Department of Social Anthropology, University of Edinburgh, UK.
Med Anthropol Q. 2012 Dec;26(4):470-85. doi: 10.1111/maq.12002.
This article addresses life on antiretroviral therapy in rural Tanzania. It argues that a nuanced understanding of theories of biosociality requires us to take sociality and locality as seriously as we do "bio." People living with HIV associate on the basis of preexisting social relations, not just on the basis of their biological status. Their CD4 counts do not only measure immunological processes but also index social conditions of hunger. The pharmaceutical that gives them life insists that they eat and rest more than austere financial circumstances allow. Many join HIV groups, but these do not enable the kinds of "citizenship" that have been described elsewhere. Patient activism is stifled by bureaucratic antipolitics mechanisms inherited from postcolonial restrictions on political association. Instead, they enter an NGO economy that values their biological status because they attract income from donors, but does little to enable the living that they need.
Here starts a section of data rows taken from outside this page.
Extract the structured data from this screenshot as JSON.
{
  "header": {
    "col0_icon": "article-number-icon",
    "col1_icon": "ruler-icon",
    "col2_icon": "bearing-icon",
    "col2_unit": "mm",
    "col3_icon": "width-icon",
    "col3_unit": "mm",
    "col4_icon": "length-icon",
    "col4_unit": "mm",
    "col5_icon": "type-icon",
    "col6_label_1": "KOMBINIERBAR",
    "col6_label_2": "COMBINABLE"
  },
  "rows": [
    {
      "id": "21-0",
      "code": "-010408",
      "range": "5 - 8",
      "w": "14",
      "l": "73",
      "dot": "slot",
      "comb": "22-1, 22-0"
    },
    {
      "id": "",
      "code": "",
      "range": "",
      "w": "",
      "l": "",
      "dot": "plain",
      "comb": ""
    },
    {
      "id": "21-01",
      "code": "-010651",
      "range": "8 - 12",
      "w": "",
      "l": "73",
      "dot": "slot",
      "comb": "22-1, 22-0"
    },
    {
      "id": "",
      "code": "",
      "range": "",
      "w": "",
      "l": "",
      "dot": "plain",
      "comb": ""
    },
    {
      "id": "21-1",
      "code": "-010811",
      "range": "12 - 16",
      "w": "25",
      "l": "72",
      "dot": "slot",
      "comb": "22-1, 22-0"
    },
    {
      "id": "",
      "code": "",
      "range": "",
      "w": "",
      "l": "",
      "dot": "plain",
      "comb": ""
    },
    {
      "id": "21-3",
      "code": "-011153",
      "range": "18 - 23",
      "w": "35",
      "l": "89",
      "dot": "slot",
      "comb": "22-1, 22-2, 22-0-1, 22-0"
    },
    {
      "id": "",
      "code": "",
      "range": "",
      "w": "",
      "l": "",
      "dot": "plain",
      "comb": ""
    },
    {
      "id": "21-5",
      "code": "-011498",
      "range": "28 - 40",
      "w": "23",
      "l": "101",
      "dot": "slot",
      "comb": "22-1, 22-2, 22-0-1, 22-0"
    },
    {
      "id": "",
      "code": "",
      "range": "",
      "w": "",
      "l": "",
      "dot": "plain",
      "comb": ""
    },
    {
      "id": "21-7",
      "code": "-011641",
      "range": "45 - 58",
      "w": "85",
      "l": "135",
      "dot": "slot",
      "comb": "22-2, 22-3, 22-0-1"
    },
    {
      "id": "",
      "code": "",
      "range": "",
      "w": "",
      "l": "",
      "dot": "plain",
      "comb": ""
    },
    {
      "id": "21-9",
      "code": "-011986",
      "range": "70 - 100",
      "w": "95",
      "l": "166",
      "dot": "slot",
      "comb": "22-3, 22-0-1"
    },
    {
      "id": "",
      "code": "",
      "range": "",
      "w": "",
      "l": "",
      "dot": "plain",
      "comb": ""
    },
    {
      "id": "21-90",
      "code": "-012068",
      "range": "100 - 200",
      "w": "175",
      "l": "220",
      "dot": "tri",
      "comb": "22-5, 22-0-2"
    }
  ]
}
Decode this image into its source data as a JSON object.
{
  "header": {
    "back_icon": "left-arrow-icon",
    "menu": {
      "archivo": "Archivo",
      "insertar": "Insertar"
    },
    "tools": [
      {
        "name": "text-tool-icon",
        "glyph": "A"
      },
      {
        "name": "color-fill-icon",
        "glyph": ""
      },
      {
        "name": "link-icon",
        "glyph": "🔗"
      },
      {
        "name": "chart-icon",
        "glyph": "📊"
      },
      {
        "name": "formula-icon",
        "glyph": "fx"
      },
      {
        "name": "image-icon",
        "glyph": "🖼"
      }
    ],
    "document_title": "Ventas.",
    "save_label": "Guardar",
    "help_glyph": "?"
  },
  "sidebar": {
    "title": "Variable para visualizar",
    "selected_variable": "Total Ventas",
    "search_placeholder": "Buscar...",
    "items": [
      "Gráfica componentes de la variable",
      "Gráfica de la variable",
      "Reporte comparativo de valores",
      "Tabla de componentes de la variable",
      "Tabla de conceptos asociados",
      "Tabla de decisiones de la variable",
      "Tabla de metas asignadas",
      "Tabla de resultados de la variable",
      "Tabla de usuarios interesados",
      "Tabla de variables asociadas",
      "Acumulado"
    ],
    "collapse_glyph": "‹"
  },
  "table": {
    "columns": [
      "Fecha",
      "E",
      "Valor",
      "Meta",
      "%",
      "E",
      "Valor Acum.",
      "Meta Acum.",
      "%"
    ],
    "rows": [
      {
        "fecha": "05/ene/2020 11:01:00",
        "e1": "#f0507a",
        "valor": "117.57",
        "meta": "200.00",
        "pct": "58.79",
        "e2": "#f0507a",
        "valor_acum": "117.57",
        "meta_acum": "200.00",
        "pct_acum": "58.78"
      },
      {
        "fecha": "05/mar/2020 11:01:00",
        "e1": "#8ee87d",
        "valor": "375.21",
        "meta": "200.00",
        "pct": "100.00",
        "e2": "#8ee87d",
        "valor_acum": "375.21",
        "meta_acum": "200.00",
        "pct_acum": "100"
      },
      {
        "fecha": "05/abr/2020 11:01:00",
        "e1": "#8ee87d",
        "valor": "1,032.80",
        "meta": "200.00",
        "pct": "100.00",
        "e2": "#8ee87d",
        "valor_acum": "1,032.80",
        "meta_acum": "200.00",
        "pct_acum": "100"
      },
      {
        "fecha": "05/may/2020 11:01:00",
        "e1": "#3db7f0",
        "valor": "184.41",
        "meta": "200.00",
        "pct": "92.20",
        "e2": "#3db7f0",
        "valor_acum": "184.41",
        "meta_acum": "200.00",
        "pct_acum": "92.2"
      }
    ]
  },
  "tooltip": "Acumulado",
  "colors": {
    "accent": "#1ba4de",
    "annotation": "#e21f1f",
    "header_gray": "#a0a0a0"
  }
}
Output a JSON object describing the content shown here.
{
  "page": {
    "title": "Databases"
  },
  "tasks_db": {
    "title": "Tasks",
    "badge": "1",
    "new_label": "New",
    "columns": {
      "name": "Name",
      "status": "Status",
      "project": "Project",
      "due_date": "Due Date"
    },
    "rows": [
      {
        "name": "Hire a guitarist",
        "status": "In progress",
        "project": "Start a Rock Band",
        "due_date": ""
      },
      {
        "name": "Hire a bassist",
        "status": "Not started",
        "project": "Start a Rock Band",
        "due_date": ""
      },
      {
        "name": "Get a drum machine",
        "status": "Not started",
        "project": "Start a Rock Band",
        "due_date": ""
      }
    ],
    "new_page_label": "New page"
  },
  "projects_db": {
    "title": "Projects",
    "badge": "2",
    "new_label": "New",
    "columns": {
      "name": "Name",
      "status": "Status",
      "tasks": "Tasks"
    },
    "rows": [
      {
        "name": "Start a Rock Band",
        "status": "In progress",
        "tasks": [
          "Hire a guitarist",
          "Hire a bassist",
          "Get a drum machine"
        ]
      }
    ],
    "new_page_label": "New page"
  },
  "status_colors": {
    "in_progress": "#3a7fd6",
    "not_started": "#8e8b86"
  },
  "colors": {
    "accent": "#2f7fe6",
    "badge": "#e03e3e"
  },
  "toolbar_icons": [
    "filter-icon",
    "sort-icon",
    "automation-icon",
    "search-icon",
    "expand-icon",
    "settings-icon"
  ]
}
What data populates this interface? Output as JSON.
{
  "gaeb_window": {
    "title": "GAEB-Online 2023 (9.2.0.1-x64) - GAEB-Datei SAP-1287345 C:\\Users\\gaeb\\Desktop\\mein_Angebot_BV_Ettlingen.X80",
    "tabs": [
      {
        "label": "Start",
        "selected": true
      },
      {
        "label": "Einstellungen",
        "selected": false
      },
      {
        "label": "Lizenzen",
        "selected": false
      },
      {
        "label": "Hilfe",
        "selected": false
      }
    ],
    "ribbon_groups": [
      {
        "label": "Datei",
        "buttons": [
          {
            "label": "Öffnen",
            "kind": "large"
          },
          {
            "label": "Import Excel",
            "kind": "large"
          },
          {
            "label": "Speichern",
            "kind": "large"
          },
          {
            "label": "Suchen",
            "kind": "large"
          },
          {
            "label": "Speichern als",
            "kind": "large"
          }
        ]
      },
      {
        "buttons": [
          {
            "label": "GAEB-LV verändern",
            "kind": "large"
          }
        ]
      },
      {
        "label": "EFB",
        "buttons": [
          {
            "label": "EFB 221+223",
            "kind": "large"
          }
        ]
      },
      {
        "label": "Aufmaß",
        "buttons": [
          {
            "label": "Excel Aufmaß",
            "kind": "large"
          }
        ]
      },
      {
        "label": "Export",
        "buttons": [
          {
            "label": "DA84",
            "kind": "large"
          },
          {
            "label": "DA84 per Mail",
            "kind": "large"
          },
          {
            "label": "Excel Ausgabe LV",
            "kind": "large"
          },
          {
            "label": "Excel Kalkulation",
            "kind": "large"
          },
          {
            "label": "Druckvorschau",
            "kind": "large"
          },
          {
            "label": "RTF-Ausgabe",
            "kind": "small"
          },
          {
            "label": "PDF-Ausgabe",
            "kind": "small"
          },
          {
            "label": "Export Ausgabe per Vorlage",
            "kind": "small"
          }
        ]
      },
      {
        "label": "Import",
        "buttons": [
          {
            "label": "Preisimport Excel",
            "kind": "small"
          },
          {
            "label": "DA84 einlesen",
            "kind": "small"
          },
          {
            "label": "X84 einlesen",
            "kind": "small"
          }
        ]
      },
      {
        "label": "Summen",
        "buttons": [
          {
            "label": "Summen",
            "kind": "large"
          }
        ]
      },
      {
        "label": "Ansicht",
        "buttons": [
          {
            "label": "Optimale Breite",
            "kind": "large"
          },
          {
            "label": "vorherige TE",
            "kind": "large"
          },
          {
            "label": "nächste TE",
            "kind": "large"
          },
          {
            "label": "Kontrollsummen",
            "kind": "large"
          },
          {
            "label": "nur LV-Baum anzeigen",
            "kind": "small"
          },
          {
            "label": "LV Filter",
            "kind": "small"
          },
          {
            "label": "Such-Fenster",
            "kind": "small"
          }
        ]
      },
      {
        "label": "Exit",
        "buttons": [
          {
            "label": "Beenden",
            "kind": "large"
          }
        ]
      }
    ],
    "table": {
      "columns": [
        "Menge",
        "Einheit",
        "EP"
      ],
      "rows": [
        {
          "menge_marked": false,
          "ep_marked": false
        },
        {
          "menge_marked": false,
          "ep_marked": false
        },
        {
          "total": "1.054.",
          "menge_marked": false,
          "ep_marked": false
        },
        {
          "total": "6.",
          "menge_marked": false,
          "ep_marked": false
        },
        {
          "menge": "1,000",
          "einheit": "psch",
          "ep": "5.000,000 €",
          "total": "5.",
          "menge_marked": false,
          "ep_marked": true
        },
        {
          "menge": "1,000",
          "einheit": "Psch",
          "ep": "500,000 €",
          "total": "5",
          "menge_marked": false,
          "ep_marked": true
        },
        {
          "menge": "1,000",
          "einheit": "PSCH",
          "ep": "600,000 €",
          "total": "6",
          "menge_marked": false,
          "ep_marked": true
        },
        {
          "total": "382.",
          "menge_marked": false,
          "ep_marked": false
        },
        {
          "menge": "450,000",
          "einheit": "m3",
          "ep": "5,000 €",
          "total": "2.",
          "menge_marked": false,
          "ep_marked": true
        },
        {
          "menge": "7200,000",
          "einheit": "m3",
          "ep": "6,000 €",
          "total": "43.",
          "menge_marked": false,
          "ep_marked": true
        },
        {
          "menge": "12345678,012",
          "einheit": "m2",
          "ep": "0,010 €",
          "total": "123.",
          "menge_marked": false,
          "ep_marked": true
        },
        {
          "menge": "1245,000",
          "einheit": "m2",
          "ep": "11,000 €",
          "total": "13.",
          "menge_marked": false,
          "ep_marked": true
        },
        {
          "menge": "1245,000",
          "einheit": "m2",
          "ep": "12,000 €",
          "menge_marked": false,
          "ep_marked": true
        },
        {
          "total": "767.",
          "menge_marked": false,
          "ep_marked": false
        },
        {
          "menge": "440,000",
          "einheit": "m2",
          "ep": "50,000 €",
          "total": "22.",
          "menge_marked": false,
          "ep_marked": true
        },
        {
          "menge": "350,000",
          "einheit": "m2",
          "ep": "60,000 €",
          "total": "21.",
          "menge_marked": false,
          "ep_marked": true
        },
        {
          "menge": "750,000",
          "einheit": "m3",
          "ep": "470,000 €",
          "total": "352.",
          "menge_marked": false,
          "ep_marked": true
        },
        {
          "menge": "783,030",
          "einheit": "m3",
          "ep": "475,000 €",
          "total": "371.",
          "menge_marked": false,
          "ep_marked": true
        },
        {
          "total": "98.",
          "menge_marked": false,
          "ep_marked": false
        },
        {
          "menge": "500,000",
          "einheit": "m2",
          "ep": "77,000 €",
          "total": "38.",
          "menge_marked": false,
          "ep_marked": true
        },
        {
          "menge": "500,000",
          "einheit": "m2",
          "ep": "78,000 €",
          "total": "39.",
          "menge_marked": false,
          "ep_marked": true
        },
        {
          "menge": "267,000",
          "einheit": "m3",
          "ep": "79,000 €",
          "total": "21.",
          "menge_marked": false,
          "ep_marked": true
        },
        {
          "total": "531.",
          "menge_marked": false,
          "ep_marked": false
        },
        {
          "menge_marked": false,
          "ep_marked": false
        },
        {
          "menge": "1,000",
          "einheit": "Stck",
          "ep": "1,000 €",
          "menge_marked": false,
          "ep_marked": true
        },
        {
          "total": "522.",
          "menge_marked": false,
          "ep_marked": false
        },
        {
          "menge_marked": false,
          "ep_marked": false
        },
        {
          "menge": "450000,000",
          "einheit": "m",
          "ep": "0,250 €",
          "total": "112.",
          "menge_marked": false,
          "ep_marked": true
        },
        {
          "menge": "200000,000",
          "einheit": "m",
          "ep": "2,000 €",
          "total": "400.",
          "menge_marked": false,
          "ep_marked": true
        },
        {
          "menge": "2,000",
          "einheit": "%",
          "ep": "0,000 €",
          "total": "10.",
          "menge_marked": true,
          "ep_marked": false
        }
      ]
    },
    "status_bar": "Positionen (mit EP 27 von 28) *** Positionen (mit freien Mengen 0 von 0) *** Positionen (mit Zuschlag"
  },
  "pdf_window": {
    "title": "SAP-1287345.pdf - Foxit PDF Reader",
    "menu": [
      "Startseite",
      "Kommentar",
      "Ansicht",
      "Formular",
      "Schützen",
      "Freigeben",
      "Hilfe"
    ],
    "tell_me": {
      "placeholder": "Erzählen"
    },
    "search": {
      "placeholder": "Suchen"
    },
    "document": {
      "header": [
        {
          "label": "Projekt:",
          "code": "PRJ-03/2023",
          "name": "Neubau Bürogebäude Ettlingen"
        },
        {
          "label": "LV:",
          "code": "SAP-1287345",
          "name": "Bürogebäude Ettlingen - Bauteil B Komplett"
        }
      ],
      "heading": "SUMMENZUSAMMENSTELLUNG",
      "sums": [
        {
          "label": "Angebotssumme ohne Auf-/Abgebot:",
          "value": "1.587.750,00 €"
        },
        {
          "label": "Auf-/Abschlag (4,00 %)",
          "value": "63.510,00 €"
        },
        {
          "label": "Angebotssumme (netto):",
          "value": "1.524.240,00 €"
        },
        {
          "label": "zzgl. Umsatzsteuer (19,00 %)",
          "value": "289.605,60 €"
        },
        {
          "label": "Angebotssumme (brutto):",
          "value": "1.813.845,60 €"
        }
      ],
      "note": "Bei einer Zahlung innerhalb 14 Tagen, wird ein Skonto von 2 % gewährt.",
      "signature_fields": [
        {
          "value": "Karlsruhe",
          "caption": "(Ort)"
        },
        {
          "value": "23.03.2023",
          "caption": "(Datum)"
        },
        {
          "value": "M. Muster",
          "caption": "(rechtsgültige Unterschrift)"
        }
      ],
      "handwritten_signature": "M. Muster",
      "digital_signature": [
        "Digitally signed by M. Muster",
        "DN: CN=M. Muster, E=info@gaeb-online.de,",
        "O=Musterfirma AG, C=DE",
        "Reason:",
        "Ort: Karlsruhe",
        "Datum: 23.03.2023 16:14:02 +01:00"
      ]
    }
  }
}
本文探讨了坦桑尼亚农村地区接受抗逆转录病毒疗法的人群的生活状况。它认为,要深入理解生物社会性理论,我们不仅需要像重视“生物”因素一样重视社会性和地方性,还需要认识到,HIV 感染者之间的联系是基于他们预先存在的社会关系,而不仅仅是基于他们的生物学状况。他们的 CD4 计数不仅衡量免疫过程,还反映饥饿等社会状况。为他们提供生命的药物不仅要求他们吃得更多、休息得更多,而且还要求他们在经济拮据的情况下这样做。许多人加入了 HIV 群体,但这些群体并不能实现其他地方所描述的那种“公民身份”。由于后殖民时期对政治结社的限制所继承下来的官僚主义反政治机制,患者的行动主义受到了抑制。相反,他们进入了一个非政府组织经济,该经济看重他们的生物学地位,因为他们能从捐助者那里吸引收入,但对他们所需的生活却几乎没有提供帮助。